Tracking the Global Energy Transition
The global economy is undergoing the greatest transformation since the dawn of the industrial age as it shifts from an energy regime built on fossil fuels to one run by clean, renewable power. Award-winning author and sustainability strategist Chris Turner has been documenting this energy transition for more than a decade, and his presentation combines insights from his bestselling books on the cleantech revolution, The Leap and The Geography of Hope, as well as analysis of the transition’s impact on the conventional energy economy drawn from his most recent book, The Patch. Turner explains where the energy transition leads, what our energy future looks like, and what it means for the strategic decisions businesses and organizations need to make to survive and thrive in the new energy economy.
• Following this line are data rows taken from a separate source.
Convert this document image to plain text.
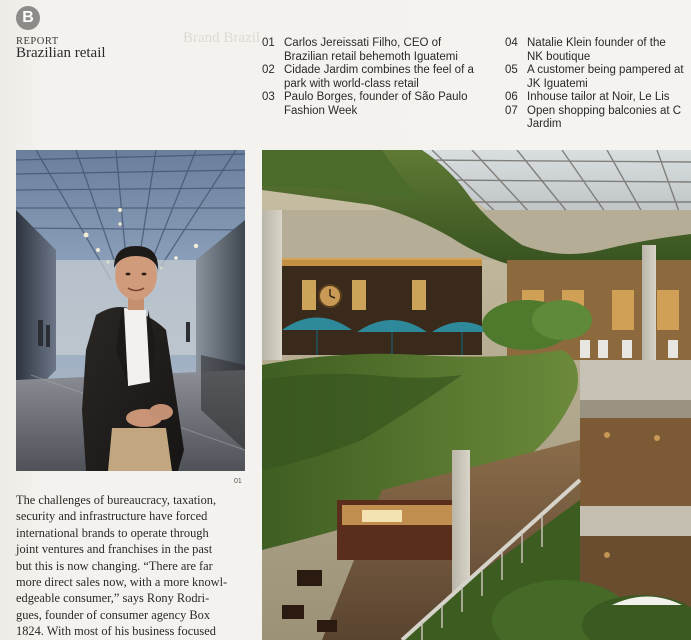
Brand Brazil
B
REPORT
Brazilian retail
01 Carlos Jereissati Filho, CEO of
Brazilian retail behemoth Iguatemi
02 Cidade Jardim combines the feel of a
park with world-class retail
03 Paulo Borges, founder of São Paulo
Fashion Week
04 Natalie Klein founder of the
NK boutique
05 A customer being pampered at
JK Iguatemi
06 Inhouse tailor at Noir, Le Lis
07 Open shopping balconies at C
Jardim
01
The challenges of bureaucracy, taxation,
security and infrastructure have forced
international brands to operate through
joint ventures and franchises in the past
but this is now changing. “There are far
more direct sales now, with a more knowl-
edgeable consumer,” says Rony Rodri-
gues, founder of consumer agency Box
1824. With most of his business focused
Taking the Leap: Embracing the Sustainable Economy
Chris Turner is one of the world’s leading voices on climate change solutions and the global energy transition, who draws on recent breakthroughs in state-of-the-art renewable energy and urban design to paint a vivid portrait of a new, sustainable world order that will allow individuals and businesses alike not only to survive but to thrive in the twenty-first century economy. Come and hear Mr. Turner as he speaks about ways that we can embrace the challenge of climate change and develop a more sustainable local economy.
The Leap in the City
We are living in the first truly urban century, and the way we build cities today will determine whether we survive and thrive in the sustainable economy. “The Urban Leap” shows how the Copenhagen and other cutting-edge urban models of livable urban design can help us build our brightest possible future and how “tactical urbanism” provides the quick and inexpensive toolkit of to get started. The Urban Leap surveys the state of the art in urban sustainability from Melbourne to Montreal and Dallas to Dawson City.
Why Canadian History Isn’t as Boring as You Think
We are the stories we tell each other about who we are, and for too long Canadians have believed their collective story to be a nice but boring one. Why? In large part because the myth of the polite, helpful, law-abiding Canadian became the default Canadian story through images of the North-West Mounted Police in the Klondike gold rush, disseminated through American popular culture. As American storytellers revisit the Klondike saga to film a Wire-style miniseries, it’s time for Canadians to reclaim the true, exciting stories of their past.